Regarding #2.
Looking at @code_llvm Test(A,B,C) we can see that a vector block is being
generated and @code_native shows packed/vector instructions so apparently
that the compiler somehow manages to get some vectorization going...
On Monday, February 29, 2016 at 3:30:14 PM UTC+1, Eduardo Lenz wrote:
>
> I have two silly questions about the example code below.
>
> 1) There is a small, but noticeable speed up in this code if I define the
> alias
> colptr = A.colptr
> rowval = A.rowval
> nzval = A.nzval
>
> 2) Also, I would not expect a speed up from the @simd macro since the loop
>
> @simd for k=colptr[col]:(colptr[col+1]-1)

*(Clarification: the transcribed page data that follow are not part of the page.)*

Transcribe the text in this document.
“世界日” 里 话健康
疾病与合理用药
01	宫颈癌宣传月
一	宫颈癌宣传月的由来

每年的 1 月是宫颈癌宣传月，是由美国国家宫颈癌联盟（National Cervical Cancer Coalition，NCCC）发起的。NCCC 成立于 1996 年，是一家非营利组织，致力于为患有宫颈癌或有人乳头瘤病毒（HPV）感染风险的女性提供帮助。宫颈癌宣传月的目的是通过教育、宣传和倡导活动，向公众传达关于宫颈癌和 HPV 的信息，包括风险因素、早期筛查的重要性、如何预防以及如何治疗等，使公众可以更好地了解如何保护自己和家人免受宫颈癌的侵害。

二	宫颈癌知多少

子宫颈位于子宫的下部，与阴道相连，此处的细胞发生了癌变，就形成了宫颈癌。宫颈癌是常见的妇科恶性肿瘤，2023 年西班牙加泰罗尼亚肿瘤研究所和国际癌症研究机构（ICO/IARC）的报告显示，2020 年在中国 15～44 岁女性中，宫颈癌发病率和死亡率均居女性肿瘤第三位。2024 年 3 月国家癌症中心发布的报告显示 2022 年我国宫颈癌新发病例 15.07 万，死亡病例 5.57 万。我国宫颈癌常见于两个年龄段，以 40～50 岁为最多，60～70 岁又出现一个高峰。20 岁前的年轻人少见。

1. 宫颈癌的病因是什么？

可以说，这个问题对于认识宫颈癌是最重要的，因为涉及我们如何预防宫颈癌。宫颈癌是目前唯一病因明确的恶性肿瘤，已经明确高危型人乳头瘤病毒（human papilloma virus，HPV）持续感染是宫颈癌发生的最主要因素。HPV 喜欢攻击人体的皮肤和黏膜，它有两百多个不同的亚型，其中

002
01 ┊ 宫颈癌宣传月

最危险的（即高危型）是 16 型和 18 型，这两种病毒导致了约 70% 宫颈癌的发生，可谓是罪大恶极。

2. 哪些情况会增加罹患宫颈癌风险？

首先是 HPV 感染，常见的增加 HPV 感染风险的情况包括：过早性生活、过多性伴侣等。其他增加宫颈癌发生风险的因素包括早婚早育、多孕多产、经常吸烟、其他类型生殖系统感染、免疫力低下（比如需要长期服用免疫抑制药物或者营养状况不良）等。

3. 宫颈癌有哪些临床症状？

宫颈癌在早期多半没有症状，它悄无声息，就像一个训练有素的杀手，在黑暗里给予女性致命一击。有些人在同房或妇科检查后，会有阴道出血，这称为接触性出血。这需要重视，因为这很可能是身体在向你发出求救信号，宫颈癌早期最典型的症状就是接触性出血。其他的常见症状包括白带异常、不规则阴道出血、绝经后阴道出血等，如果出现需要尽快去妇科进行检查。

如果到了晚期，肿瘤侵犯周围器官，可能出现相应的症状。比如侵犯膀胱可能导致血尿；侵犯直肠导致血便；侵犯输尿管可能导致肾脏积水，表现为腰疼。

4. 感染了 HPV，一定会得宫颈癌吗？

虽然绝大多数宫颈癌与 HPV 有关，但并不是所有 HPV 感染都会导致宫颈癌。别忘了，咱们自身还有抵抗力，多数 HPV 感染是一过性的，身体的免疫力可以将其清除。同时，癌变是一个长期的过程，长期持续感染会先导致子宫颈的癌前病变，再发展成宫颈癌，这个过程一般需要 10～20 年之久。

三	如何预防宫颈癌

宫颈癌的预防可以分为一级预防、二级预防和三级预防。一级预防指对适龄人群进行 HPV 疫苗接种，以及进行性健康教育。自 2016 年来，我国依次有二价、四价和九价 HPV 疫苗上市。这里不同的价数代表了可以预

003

> @inbounds soma += B[rowval[k]] * nzval[k]
> end
>
> does not have a unitary stride, but the diference is also noticiable.
>
> As there are no mentions to alias in the Performance Tips I would like to
> known if there
> is a logical explanation for this.
>
>
> # Test Code ( Y = A*B, A is sparse)
> function Test( A::SparseMatrixCSC{Float64,Int64}, B::Array{Float64},
> Y::Array{Float64})
>
> # Lets assume it is square
> n = size(A,1)
>
> # Local alias
> colptr = A.colptr
> rowval = A.rowval
> nzval = A.nzval
>
> #Loops
> @inbounds for col = 1:n
> const s = 0.0
> @simd for k=colptr[col]:(colptr[col+1]-1)
> @inbounds s += B[rowval[k]] * nzval[k]
> end
> Y[col] = s
> end
>
> end
>